Exceptions de garantie ne tendant qu’à la libération partielle de l’assureur

b) Exceptions ne tendant qu’à la libération partielle de l’assureur

1044. Absence de légitimité de l’irrecevabilité des exceptions ne tendant qu’à la libération partielle de l’assureur. L’irrecevabilité des exceptions qui sont opposables à la victime mais ne tendent qu’à la libération partielle de l’assureur n’est pas justifiée au regard de l’action civile exercée devant le juge répressif.

Il suffit que l’exception soit opposable pour que le juge saisi de la demande d’indemnisation soit en mesure de statuer sur l’étendue de l’obligation de l’assureur envers la victime.

Si l’assureur peut s’exonérer totalement de la garantie, il n’est pas condamné. S’il ne peut s’exonérer que partiellement, il est condamné dans la limite de la garantie due. C’est d’ailleurs ce qui se passe devant le juge civil.

1045. Or, le système instauré par la loi de 1983 pour l’intervention de l’assureur au procès pénal est bien différent. Comme l’assureur ne peut opposer que les exceptions qui l’exonèrent totalement de la garantie et non celles qui remettent seulement en cause l’étendue de son obligation au titre de cette garantie, le juge répressif ne peut statuer sur l’engagement de l’assureur, sauf pour constater son inexistence et mettre l’assureur hors de cause.

Lorsque l’assureur ne peut faire valoir que des moyens tenant à l’étendue de son engagement, le juge répressif ne peut ni le mettre hors de cause, ni statuer sur la garantie.

En conséquence, il n’est pas possible au juge pénal de prononcer une condamnation de l’assureur au titre de la garantie et la victime doit saisir le juge civil d’une deuxième instance pour faire trancher le problème de la garantie et obtenir une condamnation de l’assureur à son profit. Cet inconvénient de la loi de 1983 a été dénoncé à maintes reprises1599.

1046. Critique des dispositions légales. Monsieur Alessandra a même proposé, en dépit de la lettre claire de l’article 385-1, d’interpréter ce texte comme permettant au juge pénal de profiter au maximum de la présence devant lui de toutes les parties concernées et de se prononcer à la fois sur la réduction proportionnelle et sur le fond du litige1600.

Mais cette interprétation ouvertement contra legem n’a pas été retenue par la jurisprudence. Il apparaît en effet que le système actuellement en place, bien que très peu satisfaisant, correspond à la volonté des auteurs de la loi de 1983.

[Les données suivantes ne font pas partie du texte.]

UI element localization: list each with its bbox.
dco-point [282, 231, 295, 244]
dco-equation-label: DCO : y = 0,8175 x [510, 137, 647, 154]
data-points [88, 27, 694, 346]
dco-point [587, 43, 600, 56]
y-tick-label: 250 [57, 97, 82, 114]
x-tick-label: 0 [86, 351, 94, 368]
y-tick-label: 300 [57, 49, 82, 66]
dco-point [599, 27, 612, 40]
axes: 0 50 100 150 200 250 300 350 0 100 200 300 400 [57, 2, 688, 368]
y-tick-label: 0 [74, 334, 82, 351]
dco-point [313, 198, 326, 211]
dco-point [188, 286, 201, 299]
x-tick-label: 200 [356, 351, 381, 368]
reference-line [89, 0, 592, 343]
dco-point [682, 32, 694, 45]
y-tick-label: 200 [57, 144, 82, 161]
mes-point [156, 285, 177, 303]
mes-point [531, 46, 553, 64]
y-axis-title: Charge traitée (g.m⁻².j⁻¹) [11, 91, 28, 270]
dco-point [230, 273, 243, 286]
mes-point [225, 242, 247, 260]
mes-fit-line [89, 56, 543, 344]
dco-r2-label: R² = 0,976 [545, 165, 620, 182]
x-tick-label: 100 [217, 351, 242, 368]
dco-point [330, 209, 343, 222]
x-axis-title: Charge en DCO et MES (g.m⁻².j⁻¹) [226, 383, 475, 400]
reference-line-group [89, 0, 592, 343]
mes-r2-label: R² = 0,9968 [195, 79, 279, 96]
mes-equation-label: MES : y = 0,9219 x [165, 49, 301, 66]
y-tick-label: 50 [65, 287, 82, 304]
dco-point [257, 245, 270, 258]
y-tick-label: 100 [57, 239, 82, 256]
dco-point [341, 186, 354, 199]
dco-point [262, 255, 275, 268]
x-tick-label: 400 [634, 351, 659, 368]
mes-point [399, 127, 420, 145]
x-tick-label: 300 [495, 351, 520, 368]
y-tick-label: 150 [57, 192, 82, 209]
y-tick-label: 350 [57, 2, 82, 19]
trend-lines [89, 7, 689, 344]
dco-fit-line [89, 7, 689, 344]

1047. Il convient en premier lieu de rappeler qu’une exception visant seulement à une limitation de garantie n’est pas une exception « tendant à mettre l’assureur hors de cause » aux termes de l’article 385-1 du Code de procédure pénale.

La présence de l’assureur aux débats reste justifiée par la part non contestée de garantie. Or, il ressort clairement des travaux parlementaires que l’exception de garantie invoquée par l’assureur devant le juge répressif n’a pas pour but de déterminer l’étendue de la garantie, mais de permettre la mise hors de cause de l’assureur qui ne doit pas du tout sa garantie et dont la présence devant le juge répressif apparaît alors rigoureusement inutile. Il semble donc logique que seule l’exception de nature à exonérer totalement l’assureur de garantie soit recevable.

1048. En second lieu, la nécessité pour la victime de saisir le juge civil d’une deuxième instance si elle veut obtenir la condamnation de l’assureur est une conséquence voulue par le législateur.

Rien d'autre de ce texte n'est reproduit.